On Wednesday, December 7, 2011, Adam Teva V'Din presented Israel's first national conference on environmental justice. Our partners were the City of Beersheba and the Environmental Protection Ministry. It was a seminal event. We chose to conduct Israel's first national environmental justice conference in partnership with the City of Beersheba to make the point that places in the periphery are as important as those in the central region, and to showcase Beersheba's recent urban development as the capital of the Negev, under the leadership of Mayor Rubik Danilovitch.
Over 300 participants spent the day debating how best Israel can insure environmental justice, particularly for under-served communities in the south.
Keynote speaker was the director of the State Comptroller's office who addressed the important of public participation in decision-making.
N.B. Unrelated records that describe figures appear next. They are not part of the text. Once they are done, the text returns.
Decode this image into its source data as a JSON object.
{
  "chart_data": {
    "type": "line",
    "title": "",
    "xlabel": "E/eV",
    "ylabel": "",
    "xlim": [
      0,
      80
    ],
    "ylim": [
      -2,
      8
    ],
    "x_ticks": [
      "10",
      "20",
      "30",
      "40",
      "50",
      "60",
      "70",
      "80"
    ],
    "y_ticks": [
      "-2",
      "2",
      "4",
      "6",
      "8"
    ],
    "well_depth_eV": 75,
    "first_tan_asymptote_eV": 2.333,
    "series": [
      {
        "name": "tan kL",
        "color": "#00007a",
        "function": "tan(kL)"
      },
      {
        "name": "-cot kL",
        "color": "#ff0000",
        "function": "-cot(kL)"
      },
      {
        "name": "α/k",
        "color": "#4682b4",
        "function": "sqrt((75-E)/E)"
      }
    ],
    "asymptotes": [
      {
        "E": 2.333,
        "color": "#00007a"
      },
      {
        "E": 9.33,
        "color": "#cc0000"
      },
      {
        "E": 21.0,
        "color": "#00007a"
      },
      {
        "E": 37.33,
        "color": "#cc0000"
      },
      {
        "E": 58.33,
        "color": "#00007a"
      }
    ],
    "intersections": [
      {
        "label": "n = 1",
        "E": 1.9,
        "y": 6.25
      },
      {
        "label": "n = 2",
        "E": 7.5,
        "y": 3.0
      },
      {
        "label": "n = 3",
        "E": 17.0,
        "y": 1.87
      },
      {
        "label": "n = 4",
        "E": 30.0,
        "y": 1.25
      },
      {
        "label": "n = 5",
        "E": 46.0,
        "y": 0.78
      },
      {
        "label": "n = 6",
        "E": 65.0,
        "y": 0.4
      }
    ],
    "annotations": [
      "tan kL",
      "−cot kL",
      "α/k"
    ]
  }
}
He spoke at length about the overlapping of environmental, social and distributive justice, and referred to Adam Teva V'Din's contribution to policy changes now under way in regard to how Israel values natural resources like Dead Sea minerals and offshore natural gas discoveries.
Sharing their stories
The highlight of the day was when community activists shared their stories. Residents of Arad told of their struggle against plans to expand phosphate mining near their homes despite objections raised by the Health Ministry.
A resident of Ksaifeh, a recognized Bedouin town, brought tears to the audience's eyes when he told of the joy his neighbors expressed when Adam Teva V'Din's legal action led to completion of a sewage processing facility delayed for 11 years due to bureaucratic fumbling.
The grassroots activist group, Achla, represented by Ronny Rom, told how Ramat Hasharon residents learned of the extent of contamination at the former military industries site in the town. He shared his story of how concerned citizens organized as a group to protest new building plans going forward until environmental risk surveys are complete - and the site remediated was inspirational.
The 2nd annual EBeersheba Environmental Justice Conference is planned for mid-November 2012.